After this whopper of misdirection, the article starts on the predicable trope of suggesting magical regulatory reforms that will save the world from the big, bad banks.  The reform du jour is punitive leverage ratio requirements.  A leverage ratio is simply total equity divided by total assets. 

We’re provided with scary sounding facts like "JPMorgan Chase’s $2.2 trillion in debt represented some 91 percent of its $2.4 trillion in assets” and “healthy corporations rarely carry debts totaling more than 70 percent of their assets” and “the six largest American banks collectively owe about $8.7 trillion.”  

Based on these scary sounding facts, Admati notes that “nothing suggests that banks couldn’t do what they do if they financed, for example, 30 percent of their assets with equity (unborrowed funds) – a level considered perfectly normal, or even low, for healthy corporations.”

We beg to differ. 

The biggest flaw in this solution is that simple leverage ratios (the percentages quoted by Admati) reveal almost nothing useful to assess the risk inherent in an institution.  A bank with $1 billion in equity and $10 billion in assets can achieve the same simple leverage ratio regardless whether those assets are the nothing but the safest US Treasury Bonds or all risky subprime mortgages.  To ignore the riskiness of the assets is nonsensical and renders a simple leverage ratio ineffective in assessing the danger a bank poses to the financial system.

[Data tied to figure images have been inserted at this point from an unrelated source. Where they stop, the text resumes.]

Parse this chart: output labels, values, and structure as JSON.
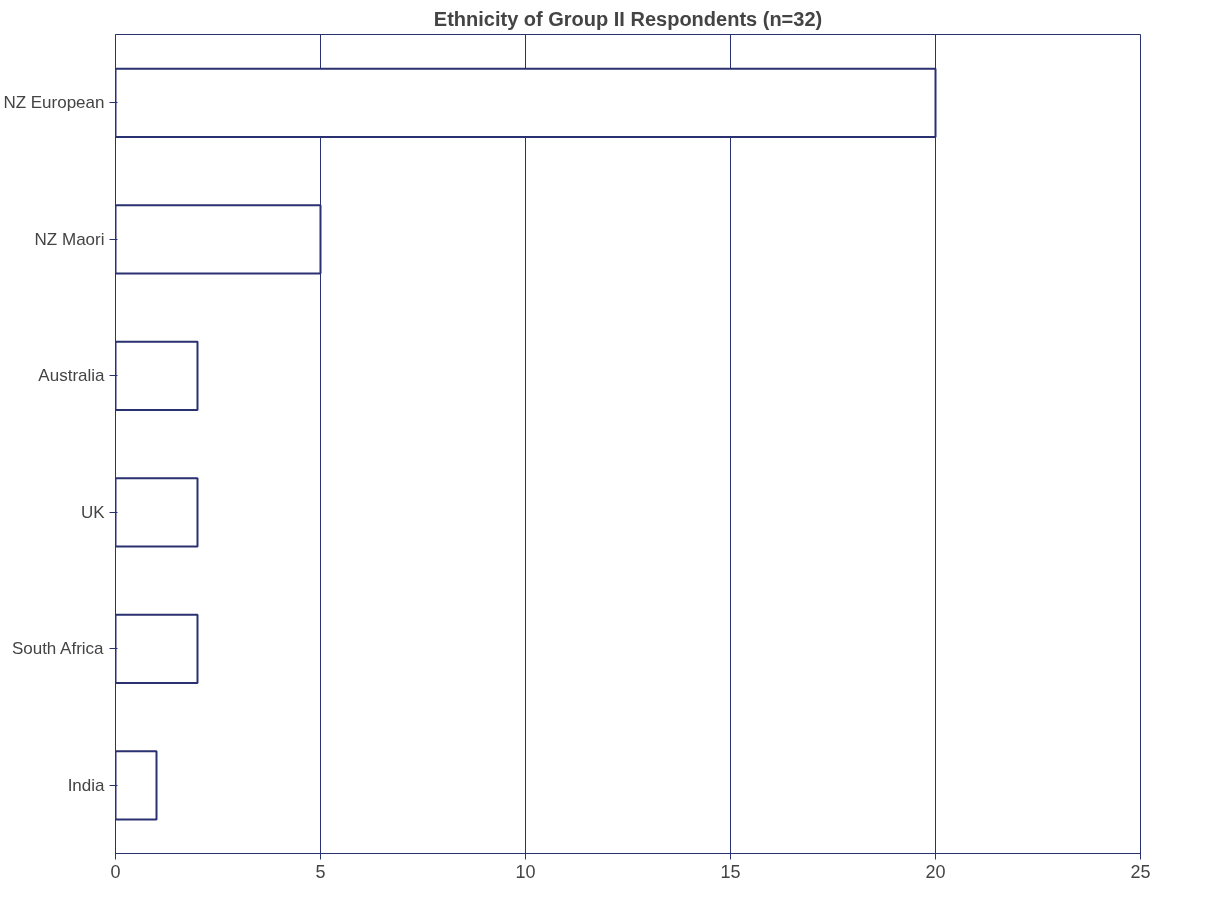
{
  "chart_data": {
    "type": "bar",
    "orientation": "horizontal",
    "title": "Ethnicity of Group II Respondents (n=32)",
    "categories": [
      "NZ European",
      "NZ Maori",
      "Australia",
      "UK",
      "South Africa",
      "India"
    ],
    "values": [
      20,
      5,
      2,
      2,
      2,
      1
    ],
    "color": "#ffffff",
    "xlim": [
      0,
      25
    ],
    "xticks": [
      0,
      5,
      10,
      15,
      20,
      25
    ],
    "grid": "x"
  }
}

Let's assume it’s possible to convert large portions of the banks debt financing into equity financing.  To meet a 30 percent leverage ratio requirement, the six largest banks alone would need to raise $2.3 trillion of equity capital.  This is roughly equal to 25% of the total market capitalization of the S&P 500, and roughly the size of 150 Facebook IPOs. 

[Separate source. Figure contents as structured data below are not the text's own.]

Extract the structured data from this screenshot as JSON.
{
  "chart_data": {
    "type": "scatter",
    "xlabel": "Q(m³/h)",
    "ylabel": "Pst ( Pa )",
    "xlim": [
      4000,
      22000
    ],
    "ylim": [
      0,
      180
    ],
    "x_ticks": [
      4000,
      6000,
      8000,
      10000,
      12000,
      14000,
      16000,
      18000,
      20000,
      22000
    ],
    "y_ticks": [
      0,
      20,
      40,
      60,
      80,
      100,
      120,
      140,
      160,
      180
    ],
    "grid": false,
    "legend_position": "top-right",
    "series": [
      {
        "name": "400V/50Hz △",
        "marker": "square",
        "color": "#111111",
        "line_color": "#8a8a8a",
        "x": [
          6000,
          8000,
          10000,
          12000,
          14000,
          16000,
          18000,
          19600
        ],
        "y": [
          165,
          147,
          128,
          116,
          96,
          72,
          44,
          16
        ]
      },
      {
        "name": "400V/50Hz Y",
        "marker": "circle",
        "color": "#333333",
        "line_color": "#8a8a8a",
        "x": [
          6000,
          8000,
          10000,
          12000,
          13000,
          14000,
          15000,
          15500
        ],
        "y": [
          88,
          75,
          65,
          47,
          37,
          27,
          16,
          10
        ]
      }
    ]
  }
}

Where is this money coming from?

Could the big banks raise enough equity financing to meet a 30 percent leverage requirement?  Doubtful, but even if they could we need to understand the consequences of this requirement.  Is the “safety” of meeting a draconian leverage ratio requirement worth the costs?  No.

Investors demand a higher rate of return on equity financing (owning a piece of the entity and a claim on future earnings) than they do for debt financing (contractual right to future payments), and rightfully so.  In a world where leverage ratios need to increase by a factor of six, margins must also increase proportionally to maintain shareholder value and remain competitive against investments in other industries.  How can a bank increase its equity base while also maintaining its return on equity? 

Higher margins. 

How can banks increase margins?  They can 1) reduce expenses, mostly by avoiding loan losses –best accomplished by restricting lending to the only the most creditworthy individuals and businesses and/or 2) increase revenues by charging more for services and credit. 

Remember fees on checking accounts?  Fees to use an ATM?  14% mortgage rates?  20% down payment minimums and other strict qualification criteria? 

Given that the health of our banking system is consistently underestimated, and our faith in government regulatory bodies is consistently overestimated, we posit that taxpayers would be hurt more by increased fees, elevated interest rates and decreased credit availability then they would be by the possibility of a repeat financial crisis caused by overleveraged banks.

Once again, half-baked op-ed’s continue to misinform readers by providing populist opinions that fail to consider the real life consequences (often unintended and counterproductive) of such opinions.